Paralelo a isso, o Instituto de Pesquisa Econômica Aplicada (Ipea) propõe, as centrais sindicais apóiam e a sociedade se convocada em plebiscito aprovaria a redução da jornada de trabalho sem redução de salários. No lugar de 44, 40 horas semanais. Afinal, o Brasil está pronto e ninguém é de ferro.
Todo mundo quer o seu, não se aceitam sacrifícios. É o império da lei do esforço mínimo e da benesse máxima. Foi assim que, finda a ditadura, os constituintes de 1988 e os grupos de interesse criaram um Estado benfeitor que não cabia nos limites da realidade.
Países desenvolvidos não cresceram à sombra da lassidão nem a poder de água fresca.
Num cenário em que prevalece a cultura da facilidade, onde prepondera a mentalidade segundo a qual é possível aprender inglês dormindo e emagrecer comendo, a crença na reforma tributária pode ser incluída no plantel das ilusões do gênero.
Não vai acontecer tão cedo pelo mesmo motivo por que não aconteceu até agora: União, Estados e municípios não aceitam repartição de perdas, só distribuição de ganhos. Como o governo federal se recusa à tarefa de arbitrar o jogo, fica-se na mesma.
Ainda mais em ano eleitoral, em que o forte da cena não é o consenso, mas o contraditório. Em ambiente de disputa de poder não há concordância possível, ainda mais sobre tributos.
Contrariar os prefeitos, candidatos a prefeito, quem haverá de? Enervar governadores?
Ainda está para ser construída a mesa onde seria firmado esse acordo, bem como ainda não se apresentou ao País o líder capaz de gerenciá-lo e tirá-lo do papel.
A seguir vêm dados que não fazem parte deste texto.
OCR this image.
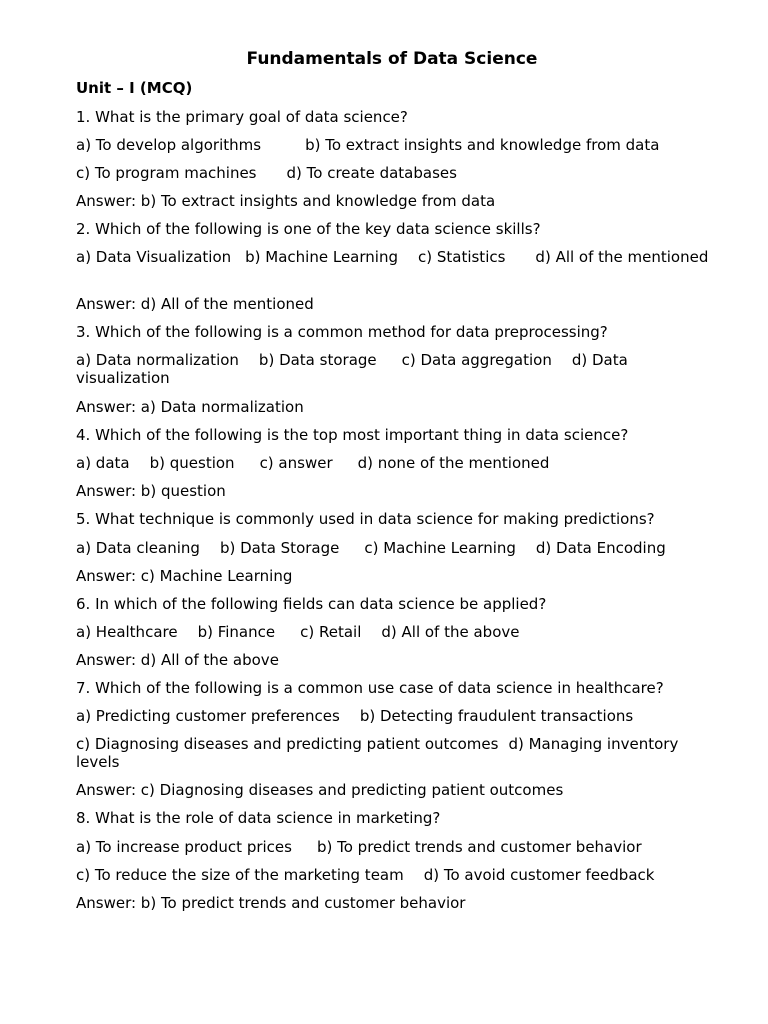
Fundamentals of Data Science
Unit – I (MCQ)
1. What is the primary goal of data science?
a) To develop algorithms	b) To extract insights and knowledge from data
c) To program machines d) To create databases
Answer: b) To extract insights and knowledge from data
2. Which of the following is one of the key data science skills?
a) Data Visualization b) Machine Learning c) Statistics d) All of the mentioned
Answer: d) All of the mentioned
3. Which of the following is a common method for data preprocessing?
a) Data normalization b) Data storage c) Data aggregation d) Data visualization
Answer: a) Data normalization
4. Which of the following is the top most important thing in data science?
a) data b) question c) answer d) none of the mentioned
Answer: b) question
5. What technique is commonly used in data science for making predictions?
a) Data cleaning b) Data Storage c) Machine Learning d) Data Encoding
Answer: c) Machine Learning
6. In which of the following fields can data science be applied?
a) Healthcare b) Finance c) Retail d) All of the above
Answer: d) All of the above
7. Which of the following is a common use case of data science in healthcare?
a) Predicting customer preferences b) Detecting fraudulent transactions
c) Diagnosing diseases and predicting patient outcomes d) Managing inventory levels
Answer: c) Diagnosing diseases and predicting patient outcomes
8. What is the role of data science in marketing?
a) To increase product prices b) To predict trends and customer behavior
c) To reduce the size of the marketing team d) To avoid customer feedback
Answer: b) To predict trends and customer behavior
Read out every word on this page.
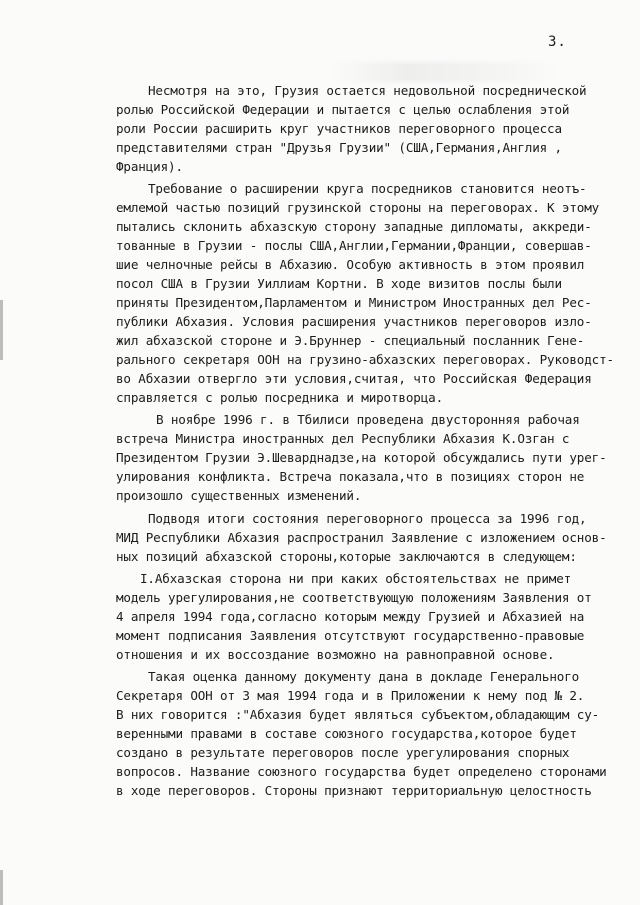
3.
Несмотря на это, Грузия остается недовольной посреднической
ролью Российской Федерации и пытается с целью ослабления этой
роли России расширить круг участников переговорного процесса
представителями стран "Друзья Грузии" (США,Германия,Англия ,
Франция).
Требование о расширении круга посредников становится неотъ-
емлемой частью позиций грузинской стороны на переговорах. К этому
пытались склонить абхазскую сторону западные дипломаты, аккреди-
тованные в Грузии - послы США,Англии,Германии,Франции, совершав-
шие челночные рейсы в Абхазию. Особую активность в этом проявил
посол США в Грузии Уиллиам Кортни. В ходе визитов послы были
приняты Президентом,Парламентом и Министром Иностранных дел Рес-
публики Абхазия. Условия расширения участников переговоров изло-
жил абхазской стороне и Э.Бруннер - специальный посланник Гене-
рального секретаря ООН на грузино-абхазских переговорах. Руководст-
во Абхазии отвергло эти условия,считая, что Российская Федерация
справляется с ролью посредника и миротворца.
В ноябре 1996 г. в Тбилиси проведена двусторонняя рабочая
встреча Министра иностранных дел Республики Абхазия К.Озган с
Президентом Грузии Э.Шеварднадзе,на которой обсуждались пути урег-
улирования конфликта. Встреча показала,что в позициях сторон не
произошло существенных изменений.
Подводя итоги состояния переговорного процесса за 1996 год,
МИД Республики Абхазия распространил Заявление с изложением основ-
ных позиций абхазской стороны,которые заключаются в следующем:
I.Абхазская сторона ни при каких обстоятельствах не примет
модель урегулирования,не соответствующую положениям Заявления от
4 апреля 1994 года,согласно которым между Грузией и Абхазией на
момент подписания Заявления отсутствуют государственно-правовые
отношения и их воссоздание возможно на равноправной основе.
Такая оценка данному документу дана в докладе Генерального
Секретаря ООН от 3 мая 1994 года и в Приложении к нему под № 2.
В них говорится :"Абхазия будет являться субъектом,обладающим су-
веренными правами в составе союзного государства,которое будет
создано в результате переговоров после урегулирования спорных
вопросов. Название союзного государства будет определено сторонами
в ходе переговоров. Стороны признают территориальную целостность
Para mudar qualquer situação, a preliminar básica é que todos os jogadores estejam dispostos a ceder alguma coisa. Mas por aqui ninguém quer perder coisa alguma nunca. Daí a razão de tanta dificuldade para fazer reformas de verdade: a cultura da facilidade.
Quando se avançou no Brasil - para citar exemplos recentes, fiquemos na abertura da economia, na quebra de monopólios e na mais bem-sucedida das privatizações, a das telecomunicações -, o governo firmou uma ampla aliança congressual e arbitrou.
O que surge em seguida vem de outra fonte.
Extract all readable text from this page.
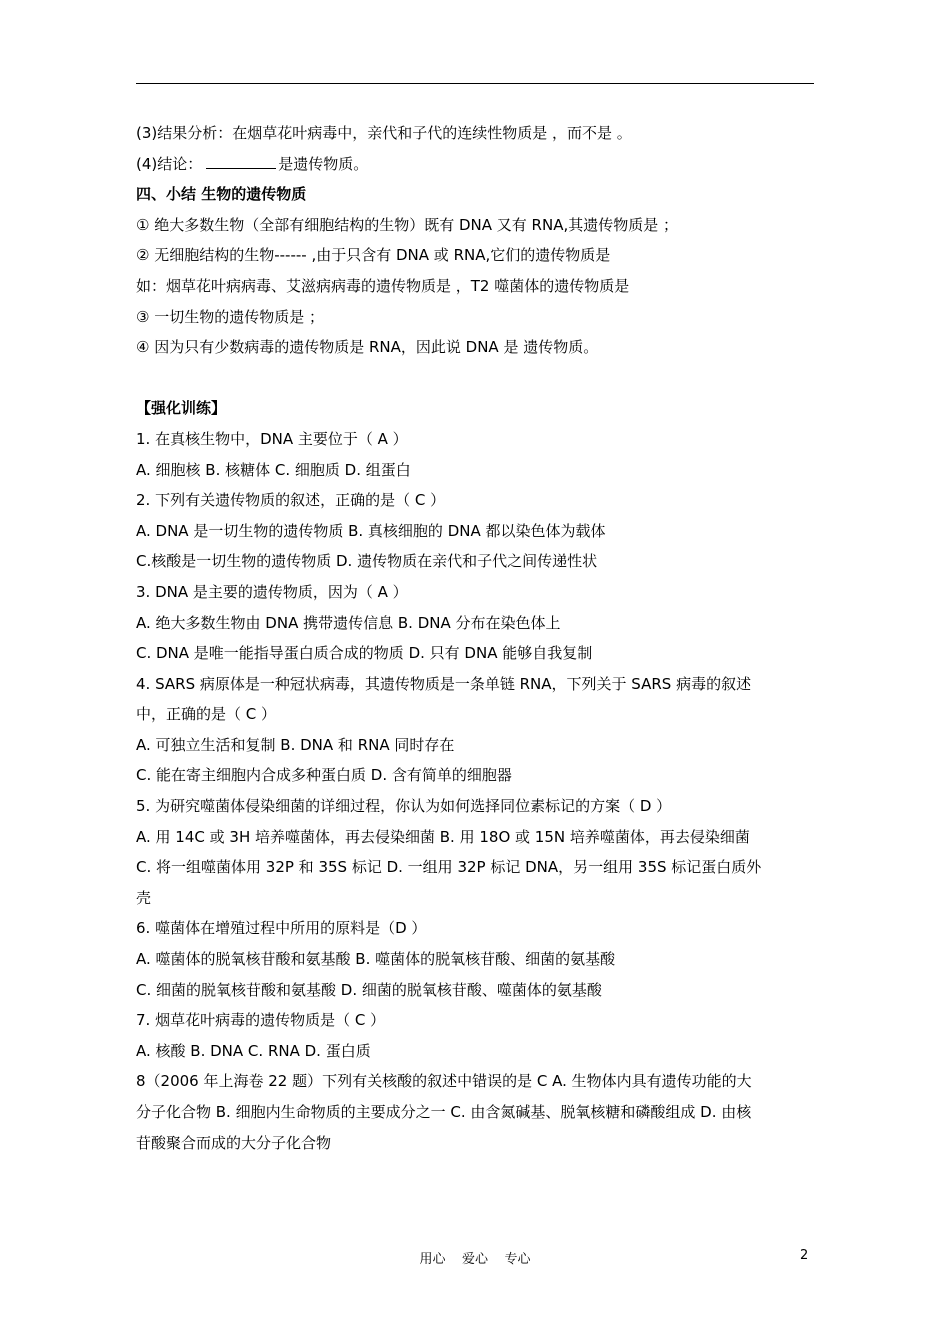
(3)结果分析：在烟草花叶病毒中，亲代和子代的连续性物质是 ，而不是 。

(4)结论：	是遗传物质。

四、小结 生物的遗传物质

① 绝大多数生物（全部有细胞结构的生物）既有 DNA 又有 RNA,其遗传物质是 ；

② 无细胞结构的生物------ ,由于只含有 DNA 或 RNA,它们的遗传物质是

如：烟草花叶病病毒、艾滋病病毒的遗传物质是 ，T2 噬菌体的遗传物质是

③ 一切生物的遗传物质是 ；

④ 因为只有少数病毒的遗传物质是 RNA，因此说 DNA 是 遗传物质。

【强化训练】

1. 在真核生物中，DNA 主要位于（ A ）

A. 细胞核 B. 核糖体 C. 细胞质 D. 组蛋白

2. 下列有关遗传物质的叙述，正确的是（ C ）

A. DNA 是一切生物的遗传物质 B. 真核细胞的 DNA 都以染色体为载体

C.核酸是一切生物的遗传物质 D. 遗传物质在亲代和子代之间传递性状

3. DNA 是主要的遗传物质，因为（ A ）

A. 绝大多数生物由 DNA 携带遗传信息 B. DNA 分布在染色体上

C. DNA 是唯一能指导蛋白质合成的物质 D. 只有 DNA 能够自我复制

4. SARS 病原体是一种冠状病毒，其遗传物质是一条单链 RNA，下列关于 SARS 病毒的叙述

中，正确的是（ C ）

A. 可独立生活和复制 B. DNA 和 RNA 同时存在

C. 能在寄主细胞内合成多种蛋白质 D. 含有简单的细胞器

5. 为研究噬菌体侵染细菌的详细过程，你认为如何选择同位素标记的方案（ D ）

A. 用 14C 或 3H 培养噬菌体，再去侵染细菌 B. 用 18O 或 15N 培养噬菌体，再去侵染细菌

C. 将一组噬菌体用 32P 和 35S 标记 D. 一组用 32P 标记 DNA，另一组用 35S 标记蛋白质外

壳

6. 噬菌体在增殖过程中所用的原料是（D ）

A. 噬菌体的脱氧核苷酸和氨基酸 B. 噬菌体的脱氧核苷酸、细菌的氨基酸

C. 细菌的脱氧核苷酸和氨基酸 D. 细菌的脱氧核苷酸、噬菌体的氨基酸

7. 烟草花叶病毒的遗传物质是（ C ）

A. 核酸 B. DNA C. RNA D. 蛋白质

8（2006 年上海卷 22 题）下列有关核酸的叙述中错误的是 C A. 生物体内具有遗传功能的大

分子化合物 B. 细胞内生命物质的主要成分之一 C. 由含氮碱基、脱氧核糖和磷酸组成 D. 由核

苷酸聚合而成的大分子化合物

用心    爱心    专心	2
Quando se tentou criar grandes consensos sem eixo, o resultado foi a paralisia resultante do puxa-estica dos interesses localizados. Aí estão a complementação da reforma da Previdência (setor público), a reforma trabalhista, a reestruturação sindical, a reforma política, a tributária como exemplos de pendências que não se resolvem porque o governo não tem tutano para enfrentar a briga nem para administrar as contrariedades.
Os contrariados, por sua vez, o máximo que admitem para negociar é a segurança do direito adquirido. Ora, se todo mundo parte desse ponto, da garantia do que já lhe é assegurado, surpreendente seria se se conseguisse fazer qualquer coisa.
Não há história de ganhos sem perdas. Não há registro de pactos no mundo sem que os pactuantes deixem de lado uma parte do que lhes interessa. Não por outro motivo o conceito de pacto é desmoralizado entre nós.
Os poucos que se fizeram na cena recente - pela redemocratização, pela estabilidade da moeda - foram sempre contestados por alguma força que, dessa contestação, buscava tirar proveito.
O PT, com sua lógica sindicalista da reivindicação, evidentemente não é o melhor condutor de acordos que podem render ganhos no futuro, mas que no presente apenas socializam o prejuízo.
Não só por isso, mas também por causa disso, essa conversa toda no noticiário sobre medidas e negociações não passa de uma mímica por meio da qual se busca ganhar tempo para acomodar as contrariedades e achar uma forma de tirar o dinheiro do setor menos organizado da sociedade - ela própria, descontadas as corporações organizadas, sejam públicas, privadas, representantes do capital ou do trabalho.
Socorro à força
A Igreja Católica sempre foi muito próxima do PT, que teve dois embriões: os sindicatos e as pastorais. O discreto distanciamento entre os dois - visível depois da eleição de Lula - chega agora a um ponto bastante acentuado por causa da greve de fome de d. Luiz Cappio contra a obra de transposição das águas do Rio São Francisco.
O jejum completa 23 dias, há mais de 10 o Planalto acionou o secretário-geral da Presidência, Luiz Dulci, e o secretário particular do presidente, Gilberto Carvalho, para tentar convencer a CNBB a fazer o frei desistir. Esforço inútil.
Posto o impasse e convencido de que a Igreja faz do frei um símbolo em tempos de carências de causas, o governo estuda intervir na prestação de socorro ao religioso baseado na Constituição, que atribui ao Estado o dever de zelar pela inviolabilidade da vida dos cidadãos.